Het Lloyd Hotel werd in 1921 gebouwd als onderdeel van een veel groter complex van scheepvaartmaatschappij Koninklijke Hollandsche Lloyd. Dat omvatte, behalve het ‘landverhuizershotel’, onder meer een ontsmettingsgebouw (waar de landverhuizers indien nodig werden ontluisd), kantoorgebouwen, loodsen, een kantine en personeelswoningen. De meeste gebouwen uit die tijd staan er nog, maar hebben een andere bestemming gekregen.
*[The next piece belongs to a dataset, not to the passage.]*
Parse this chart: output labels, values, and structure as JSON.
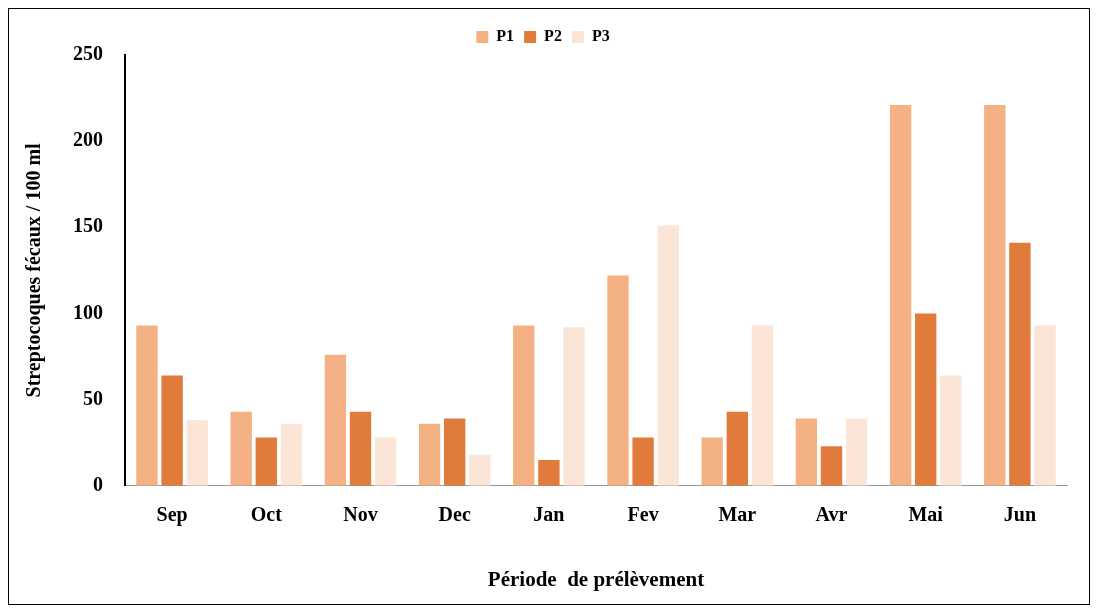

Opvangplek voor haveloze emigranten
De KHL liet het ‘emigrantenhotel’ bouwen om de enorme toestroom van Oost-Europeanen te kunnen opvangen. Zij wilden naar Zuid-Amerika om te ontkomen aan de armoede (onder de boeren) en vervolgingen (van de Joden) in hun land. De KHL voer op Zuid-Amerika. De maatschappij had in Oost-Europa speciale agenten die de landverhuizers verzamelden en voor hen de treinreis naar Nederland regelden. Op het Centraal Station van Amsterdam werden ze door medewerkers van de KHL opgevangen en linea recta naar het Lloyd Hotel vervoerd. De stad Amsterdam was blij met deze efficiënte aanpak omdat de haveloze emigranten zo uit de binnenstad werden gehouden. Het afgelegen gebouw bood in die tijd plaats aan zo’n 900 mensen. Die sliepen in grote slaapzalen, mannen en vrouwen apart. Voor gezinnen met kleine kinderen waren er aparte kamers. Het restaurant telde 350 zitplaatsen, voor de Joodse reizigers was er een aparte koosjere ruimte. De ‘gasten’ mochten het gebouw niet verlaten.

Monumentaal stadspaleis 
Het prachtige, maar wat norse gebouw is ontworpen door architect Evert Breman, die een mix bedacht van klassieke stijl, art deco en Amsterdamse School. De structuur – zowel binnen als buiten – is onmiskenbaar klassiek, sommigen noemen het neorenaissance. Dat zie je onder meer aan de symmetrie van de gevel en aan de klokgevels erop. In die klassieke architectuur heeft Breman een aantal art-decoversieringen aangebracht (bijvoorbeeld smeedwerk), terwijl de motieven in het metselwerk onmiskenbaar verwijzen naar de Amsterdamse School, die toen sterk in opkomst was. Als je nu voor het monumentale gebouw staat, is het nauwelijks voorstelbaar dat het ooit werd ontworpen voor landverhuizers; het Lloyd Hotel heeft de allure van een stadspaleis.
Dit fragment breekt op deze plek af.